Historian Richard Hovannisian discusses the book in an academic article on Armenian genocide denial, stating, "Like others in the modern period actively contesting the use of the term genocide for the Armenian case, Lewy picks and chooses bits of information and quotations to build his case." Joseph A. Kéchichian also criticized the book for denying the genocide and resorting to "pronounced selectivity of data, deflection, distortion, and occasional falsification" to support this thesis. Historian Hilmar Kaiser states that Lewy's "explanations for the causes of Armenian deaths remain unconvincing" and that, on points that did not fit his thesis, "Lewy chose to ignore the archival and published records". Kaiser states that "Lewy does not clearly distinguish between academic studies, pamphlets, various types of memoirs" and "major parts of the book do not meet academic standards".

Edward J. Erickson praised the book, writing "This is an important book because it presents a much-needed corrective to the one-sided view that many have of the Armenian deportations and massacres." Norman Stone, professor emeritus at Oxford University called Lewy's book "the best recent account of the Armenian massacres". Canadian journalist Gwynne Dyer also supported Lewy's thesis. Turkish authors Fatih Balci (University of Utah) and Arif Argul (Princeton University) also praised Lewy's conclusions.

===Armenian genocide denial===
In the book, Lewy states that "the Armenians can hardly claim that they suffered for no reason at all... large numbers of them had fought the Turks openly or played the role of a fifth column; not surprisingly, with their backs against the wall, the Ottomans reacted resolutely, if not viciously". A. Dirk Moses responds to this "telling slip", stating that Lewy falls into the trap of attributing collective guilt from Armenian combatants to the defenceless women and children from other parts of the country who were deported. Moses notes that law of war makes a strict distinction between civilians and combatants and that "The collective guilt accusation is unacceptable in scholarship, let alone in normal discourse and is, I think, one of the key ingredients in genocidal thinking." Quoting the same passage, Thomas de Waal writes that "Lewy repeats the Young Turks’ trick of justifying collective punishment of a whole nation".

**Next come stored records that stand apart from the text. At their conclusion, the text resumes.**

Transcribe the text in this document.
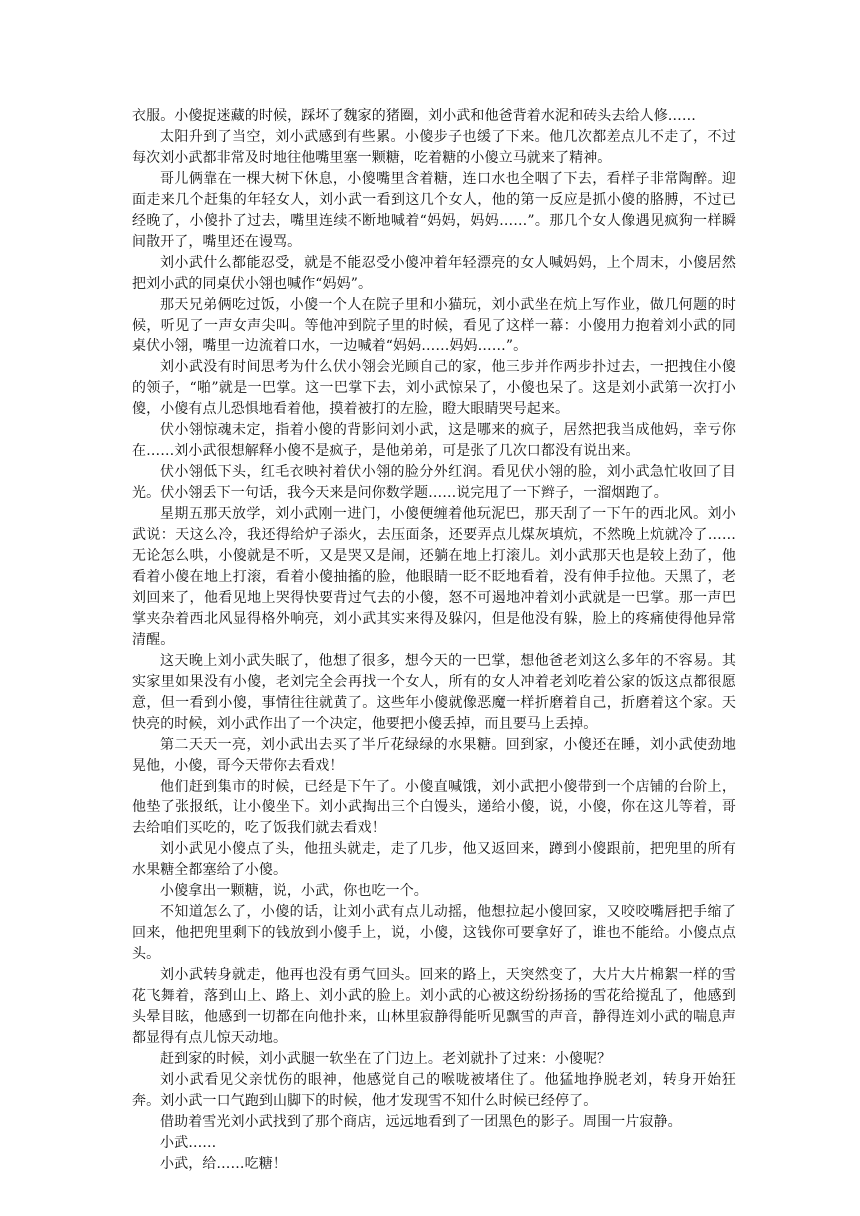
衣服。小傻捉迷藏的时候，踩坏了魏家的猪圈，刘小武和他爸背着水泥和砖头去给人修……

太阳升到了当空，刘小武感到有些累。小傻步子也缓了下来。他几次都差点儿不走了，不过每次刘小武都非常及时地往他嘴里塞一颗糖，吃着糖的小傻立马就来了精神。

哥儿俩靠在一棵大树下休息，小傻嘴里含着糖，连口水也全咽了下去，看样子非常陶醉。迎面走来几个赶集的年轻女人，刘小武一看到这几个女人，他的第一反应是抓小傻的胳膊，不过已经晚了，小傻扑了过去，嘴里连续不断地喊着“妈妈，妈妈……”。那几个女人像遇见疯狗一样瞬间散开了，嘴里还在谩骂。

刘小武什么都能忍受，就是不能忍受小傻冲着年轻漂亮的女人喊妈妈，上个周末，小傻居然把刘小武的同桌伏小翎也喊作“妈妈”。

那天兄弟俩吃过饭，小傻一个人在院子里和小猫玩，刘小武坐在炕上写作业，做几何题的时候，听见了一声女声尖叫。等他冲到院子里的时候，看见了这样一幕：小傻用力抱着刘小武的同桌伏小翎，嘴里一边流着口水，一边喊着“妈妈……妈妈……”。

刘小武没有时间思考为什么伏小翎会光顾自己的家，他三步并作两步扑过去，一把拽住小傻的领子，“啪”就是一巴掌。这一巴掌下去，刘小武惊呆了，小傻也呆了。这是刘小武第一次打小傻，小傻有点儿恐惧地看着他，摸着被打的左脸，瞪大眼睛哭号起来。

伏小翎惊魂未定，指着小傻的背影问刘小武，这是哪来的疯子，居然把我当成他妈，幸亏你在……刘小武很想解释小傻不是疯子，是他弟弟，可是张了几次口都没有说出来。

伏小翎低下头，红毛衣映衬着伏小翎的脸分外红润。看见伏小翎的脸，刘小武急忙收回了目光。伏小翎丢下一句话，我今天来是问你数学题……说完甩了一下辫子，一溜烟跑了。

星期五那天放学，刘小武刚一进门，小傻便缠着他玩泥巴，那天刮了一下午的西北风。刘小武说：天这么冷，我还得给炉子添火，去压面条，还要弄点儿煤灰填炕，不然晚上炕就冷了……无论怎么哄，小傻就是不听，又是哭又是闹，还躺在地上打滚儿。刘小武那天也是较上劲了，他看着小傻在地上打滚，看着小傻抽搐的脸，他眼睛一眨不眨地看着，没有伸手拉他。天黑了，老刘回来了，他看见地上哭得快要背过气去的小傻，怒不可遏地冲着刘小武就是一巴掌。那一声巴掌夹杂着西北风显得格外响亮，刘小武其实来得及躲闪，但是他没有躲，脸上的疼痛使得他异常清醒。

这天晚上刘小武失眠了，他想了很多，想今天的一巴掌，想他爸老刘这么多年的不容易。其实家里如果没有小傻，老刘完全会再找一个女人，所有的女人冲着老刘吃着公家的饭这点都很愿意，但一看到小傻，事情往往就黄了。这些年小傻就像恶魔一样折磨着自己，折磨着这个家。天快亮的时候，刘小武作出了一个决定，他要把小傻丢掉，而且要马上丢掉。

第二天天一亮，刘小武出去买了半斤花绿绿的水果糖。回到家，小傻还在睡，刘小武使劲地晃他，小傻，哥今天带你去看戏！

他们赶到集市的时候，已经是下午了。小傻直喊饿，刘小武把小傻带到一个店铺的台阶上，他垫了张报纸，让小傻坐下。刘小武掏出三个白馒头，递给小傻，说，小傻，你在这儿等着，哥去给咱们买吃的，吃了饭我们就去看戏！

刘小武见小傻点了头，他扭头就走，走了几步，他又返回来，蹲到小傻跟前，把兜里的所有水果糖全都塞给了小傻。

小傻拿出一颗糖，说，小武，你也吃一个。

不知道怎么了，小傻的话，让刘小武有点儿动摇，他想拉起小傻回家，又咬咬嘴唇把手缩了回来，他把兜里剩下的钱放到小傻手上，说，小傻，这钱你可要拿好了，谁也不能给。小傻点点头。

刘小武转身就走，他再也没有勇气回头。回来的路上，天突然变了，大片大片棉絮一样的雪花飞舞着，落到山上、路上、刘小武的脸上。刘小武的心被这纷纷扬扬的雪花给搅乱了，他感到头晕目眩，他感到一切都在向他扑来，山林里寂静得能听见飘雪的声音，静得连刘小武的喘息声都显得有点儿惊天动地。

赶到家的时候，刘小武腿一软坐在了门边上。老刘就扑了过来：小傻呢？

刘小武看见父亲忧伤的眼神，他感觉自己的喉咙被堵住了。他猛地挣脱老刘，转身开始狂奔。刘小武一口气跑到山脚下的时候，他才发现雪不知什么时候已经停了。

借助着雪光刘小武找到了那个商店，远远地看到了一团黑色的影子。周围一片寂静。

小武……

小武，给……吃糖！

According to Marc A. Mamigonian, the book is one of "the key texts of modern denial". Mamigonian faults Lewy for making excuses for the Ottoman government's actions. Norman Naimark does not consider the book to be denialist, but is nevertheless critical of Lewy's main argument: "if Lewy wishes to maintain his claims to historical objectivity by using accepted judicial definitions of genocide, then the difficulty of finding direct evidence for the Young Turks’ premeditated planning of mass murder should not prevent him from concluding that genocide took place. At its core, then, Lewy’s argument is illogical".

McCarthy wrote that it as "an outstanding work of historiography". Michael M. Gunter, after having written a positive statement that was used on the cover of The Armenian Massacres in Ottoman Turkey, wrote a review of the book for the International Journal of Middle East Studies (IJMES) without the editors' knowledge that he had made the positive statement. History News Network stated that the review "reportedly arrived in their office sans cover." Two academics, Joseph A. Kéchichian, and Keith David Watenpaugh, criticized the presence of the review in the IJMES. Gunter issued a response to his critics.